Restricted Application added a subscriber: Aklapper. · View Herald TranscriptNov 7 2018, 7:41 AM

In the facebook's gh issue the following was mentioned:

So the recommended solution is to have a separate pool of servers for backup (a.k.a. "gutter"). It can be a much smaller pool. The failover route should be set with two children - the first child would be the normal (full size) pool, and the second child would be the gutter (small pool) pool route. This way, when a single host fails (either with TKO or any other error), mcrouter will fall back to the gutter pool, and there, the key will be consistently hashed to one of those servers. There are some consistency issues though like values lingering in the gutter pool. One way to address that is by using FailoverWithExptimeRoute.

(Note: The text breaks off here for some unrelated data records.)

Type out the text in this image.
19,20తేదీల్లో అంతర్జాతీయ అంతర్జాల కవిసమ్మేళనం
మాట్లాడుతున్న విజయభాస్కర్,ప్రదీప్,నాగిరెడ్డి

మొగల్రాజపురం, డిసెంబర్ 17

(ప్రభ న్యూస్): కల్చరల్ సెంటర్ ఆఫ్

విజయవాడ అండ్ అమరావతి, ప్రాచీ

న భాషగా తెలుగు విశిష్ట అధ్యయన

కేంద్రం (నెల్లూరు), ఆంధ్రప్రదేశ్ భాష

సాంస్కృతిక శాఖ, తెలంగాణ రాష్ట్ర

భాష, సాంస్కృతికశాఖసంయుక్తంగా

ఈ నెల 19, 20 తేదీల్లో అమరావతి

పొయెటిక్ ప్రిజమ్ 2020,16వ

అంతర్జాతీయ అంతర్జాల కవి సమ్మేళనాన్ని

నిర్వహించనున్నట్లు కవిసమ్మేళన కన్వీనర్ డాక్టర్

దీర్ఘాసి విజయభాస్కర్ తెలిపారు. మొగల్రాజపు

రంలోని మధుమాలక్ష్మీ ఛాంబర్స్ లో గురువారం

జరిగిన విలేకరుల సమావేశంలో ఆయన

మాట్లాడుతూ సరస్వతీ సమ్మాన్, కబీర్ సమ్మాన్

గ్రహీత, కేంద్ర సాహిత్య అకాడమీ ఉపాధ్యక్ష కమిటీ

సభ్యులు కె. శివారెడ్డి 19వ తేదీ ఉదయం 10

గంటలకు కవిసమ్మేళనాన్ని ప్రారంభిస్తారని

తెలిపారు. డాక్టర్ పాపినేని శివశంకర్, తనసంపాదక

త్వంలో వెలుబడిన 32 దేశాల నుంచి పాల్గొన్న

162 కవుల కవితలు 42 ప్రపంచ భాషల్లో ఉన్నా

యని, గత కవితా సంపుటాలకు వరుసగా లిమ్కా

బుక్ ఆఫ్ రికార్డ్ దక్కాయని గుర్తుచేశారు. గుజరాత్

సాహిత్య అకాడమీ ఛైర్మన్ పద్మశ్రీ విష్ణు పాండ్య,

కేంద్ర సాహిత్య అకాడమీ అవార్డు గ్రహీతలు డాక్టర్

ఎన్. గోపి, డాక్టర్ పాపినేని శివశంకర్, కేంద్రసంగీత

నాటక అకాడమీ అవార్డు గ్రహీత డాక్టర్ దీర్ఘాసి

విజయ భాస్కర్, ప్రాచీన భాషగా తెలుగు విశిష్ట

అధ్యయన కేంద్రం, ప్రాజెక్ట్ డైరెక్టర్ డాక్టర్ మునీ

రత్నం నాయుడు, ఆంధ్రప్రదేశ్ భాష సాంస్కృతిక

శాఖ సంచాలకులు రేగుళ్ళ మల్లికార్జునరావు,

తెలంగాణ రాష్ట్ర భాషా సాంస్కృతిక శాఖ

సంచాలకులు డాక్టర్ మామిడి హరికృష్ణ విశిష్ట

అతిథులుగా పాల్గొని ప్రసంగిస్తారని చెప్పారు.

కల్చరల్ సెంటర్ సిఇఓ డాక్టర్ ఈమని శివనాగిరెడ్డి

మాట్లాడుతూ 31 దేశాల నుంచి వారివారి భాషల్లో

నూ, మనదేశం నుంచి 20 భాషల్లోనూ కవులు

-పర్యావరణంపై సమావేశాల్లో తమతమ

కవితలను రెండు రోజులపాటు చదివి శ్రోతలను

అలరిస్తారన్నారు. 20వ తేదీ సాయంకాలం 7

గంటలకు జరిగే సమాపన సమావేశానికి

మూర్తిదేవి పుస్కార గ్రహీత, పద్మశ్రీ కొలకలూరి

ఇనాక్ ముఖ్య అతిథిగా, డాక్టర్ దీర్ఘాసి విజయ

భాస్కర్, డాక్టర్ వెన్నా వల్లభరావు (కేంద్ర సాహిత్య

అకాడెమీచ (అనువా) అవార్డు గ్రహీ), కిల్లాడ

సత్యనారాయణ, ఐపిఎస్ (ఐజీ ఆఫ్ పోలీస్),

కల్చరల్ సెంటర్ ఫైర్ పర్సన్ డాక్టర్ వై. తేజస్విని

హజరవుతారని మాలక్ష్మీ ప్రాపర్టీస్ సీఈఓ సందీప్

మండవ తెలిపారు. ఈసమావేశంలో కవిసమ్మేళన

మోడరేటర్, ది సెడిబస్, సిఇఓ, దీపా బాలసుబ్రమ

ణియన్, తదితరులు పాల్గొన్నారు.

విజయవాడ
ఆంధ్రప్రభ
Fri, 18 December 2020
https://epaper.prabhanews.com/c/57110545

The idea is to have a separate pool of memcached shards decided only to failover when a TKO happens, completely separated from the main pool. This suggestion could be a good one to test and possibly implement in our production environment, but it needs to be discussed more broadly first :)

aaron added a comment.Nov 20 2018, 8:04 PM

It definitely seems like something worth doing. Having the potential for high use cache keys becoming unusable for undefined periods of time is too much of a stability concern.

Is there existing hardware for this, or would that need an order?

If we do go this route, we should have monitoring/alerting on access to the gutter boxes.

It definitely seems like something worth doing. Having the potential for high use cache keys becoming unusable for undefined periods of time is too much of a stability concern.
Is there existing hardware for this, or would that need an order?

I am going to wait for @Joe to open a new task or update this one with a more precise list of things to do, before thinking about new hw we absolutely need to test extensively mcrouter and decide the config to use :)

If we do go this route, we should have monitoring/alerting on access to the gutter boxes.

Definitely, and mcrouter offers metrics about how many times failover have been used for example (but not sure if the prometheus exporter gets them, in case we'll need to send a pull request upstream). This is also something that is part of the discussion that I mentioned above :)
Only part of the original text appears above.